The amended declaration does not aver that the defendant was to pay the plaintiff a specific sum of money for disclosing the name of a prospective purchaser. But the averred bargain was as follows: Plaintiff then asked defendant what he would give him if he gave him the name of said person and said property was sold to said person; said defendant replied that he would allow him one-half of his commission of five per cent. This bargain as averred must have been understood by the parties to it to have been that defendant would pay the plaintiff one-half of five per cent commission on the sale of the property which might be earned by the defendant.

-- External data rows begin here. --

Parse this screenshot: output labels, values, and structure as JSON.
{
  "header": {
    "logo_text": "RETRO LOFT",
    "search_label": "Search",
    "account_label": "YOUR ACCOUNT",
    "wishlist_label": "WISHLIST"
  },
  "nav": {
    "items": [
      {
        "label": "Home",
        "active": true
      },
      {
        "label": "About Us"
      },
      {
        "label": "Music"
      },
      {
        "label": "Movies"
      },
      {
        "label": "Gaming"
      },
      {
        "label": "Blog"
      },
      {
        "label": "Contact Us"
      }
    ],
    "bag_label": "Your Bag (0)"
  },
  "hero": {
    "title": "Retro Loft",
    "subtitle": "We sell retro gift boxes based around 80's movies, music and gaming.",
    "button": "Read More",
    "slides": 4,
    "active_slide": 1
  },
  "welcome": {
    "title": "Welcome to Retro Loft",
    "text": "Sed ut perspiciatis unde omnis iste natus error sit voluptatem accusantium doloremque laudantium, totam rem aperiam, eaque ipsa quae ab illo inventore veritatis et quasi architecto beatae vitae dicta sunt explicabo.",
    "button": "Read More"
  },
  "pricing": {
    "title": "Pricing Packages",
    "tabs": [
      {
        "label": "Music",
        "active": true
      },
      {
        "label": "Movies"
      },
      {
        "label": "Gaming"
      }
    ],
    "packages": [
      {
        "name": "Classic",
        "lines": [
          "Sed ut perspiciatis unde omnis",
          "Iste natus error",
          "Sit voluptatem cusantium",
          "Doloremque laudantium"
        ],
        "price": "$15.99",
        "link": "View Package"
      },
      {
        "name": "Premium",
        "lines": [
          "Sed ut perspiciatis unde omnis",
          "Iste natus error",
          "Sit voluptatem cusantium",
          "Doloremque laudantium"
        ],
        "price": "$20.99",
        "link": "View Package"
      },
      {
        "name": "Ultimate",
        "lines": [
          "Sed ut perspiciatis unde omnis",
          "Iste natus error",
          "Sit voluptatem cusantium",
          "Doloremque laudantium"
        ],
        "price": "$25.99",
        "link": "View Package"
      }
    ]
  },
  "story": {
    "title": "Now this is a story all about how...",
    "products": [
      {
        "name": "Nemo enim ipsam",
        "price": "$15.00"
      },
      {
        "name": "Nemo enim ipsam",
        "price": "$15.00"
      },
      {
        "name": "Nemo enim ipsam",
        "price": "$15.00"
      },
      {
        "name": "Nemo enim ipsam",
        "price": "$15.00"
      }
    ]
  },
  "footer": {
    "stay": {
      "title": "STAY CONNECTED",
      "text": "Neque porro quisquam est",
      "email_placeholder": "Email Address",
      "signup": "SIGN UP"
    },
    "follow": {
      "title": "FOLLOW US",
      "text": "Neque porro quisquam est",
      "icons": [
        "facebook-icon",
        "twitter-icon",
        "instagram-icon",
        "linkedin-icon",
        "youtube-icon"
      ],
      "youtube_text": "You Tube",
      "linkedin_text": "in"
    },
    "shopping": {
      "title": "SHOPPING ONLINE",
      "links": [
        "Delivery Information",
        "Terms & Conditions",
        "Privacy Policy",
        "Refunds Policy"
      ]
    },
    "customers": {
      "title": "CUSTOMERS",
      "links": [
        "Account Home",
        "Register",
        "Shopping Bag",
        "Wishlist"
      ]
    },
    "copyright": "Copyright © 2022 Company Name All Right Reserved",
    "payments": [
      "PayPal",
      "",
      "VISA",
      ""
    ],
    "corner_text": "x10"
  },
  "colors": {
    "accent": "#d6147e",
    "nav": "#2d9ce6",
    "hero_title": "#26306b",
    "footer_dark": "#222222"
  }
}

But the declaration does not aver that the agency of the defendant continued till the sale and conveyance by Ellicker to Leh*10man on February 3, 1909, for the sum of $2,700. Nor does the declaration aver that said sale was the result of the information furnished by plaintiff to defendant and that defendant earned five per cent on the selling price of the property. A fatal defect in the declaration is its failure to aver that the sale by Ellicker to Lehman was the result of any action of the defendant. From anything that appears in the declaration the defendant's agency may have been terminated long prior to the sale of February 9, 1909. The declaration ought to have averred that the agency of the defendant as to said property continued in force and that the sale and conveyance to Lehman was the result of the information furnished the defendant by the plaintiff and that the defendant either earned or received five per cent commission on the sum for which the property was sold, to wit, $2,700, and that by reason of the premises the defendant became liable before the bringing of this suit to pay the plaintiff the one-half of said sum, to wit, the sum of $67.50 with interest. We are of opinion that the amended declaration failed to state a good cause of action.

The assignments of error are dismissed and the judgment is affirmed.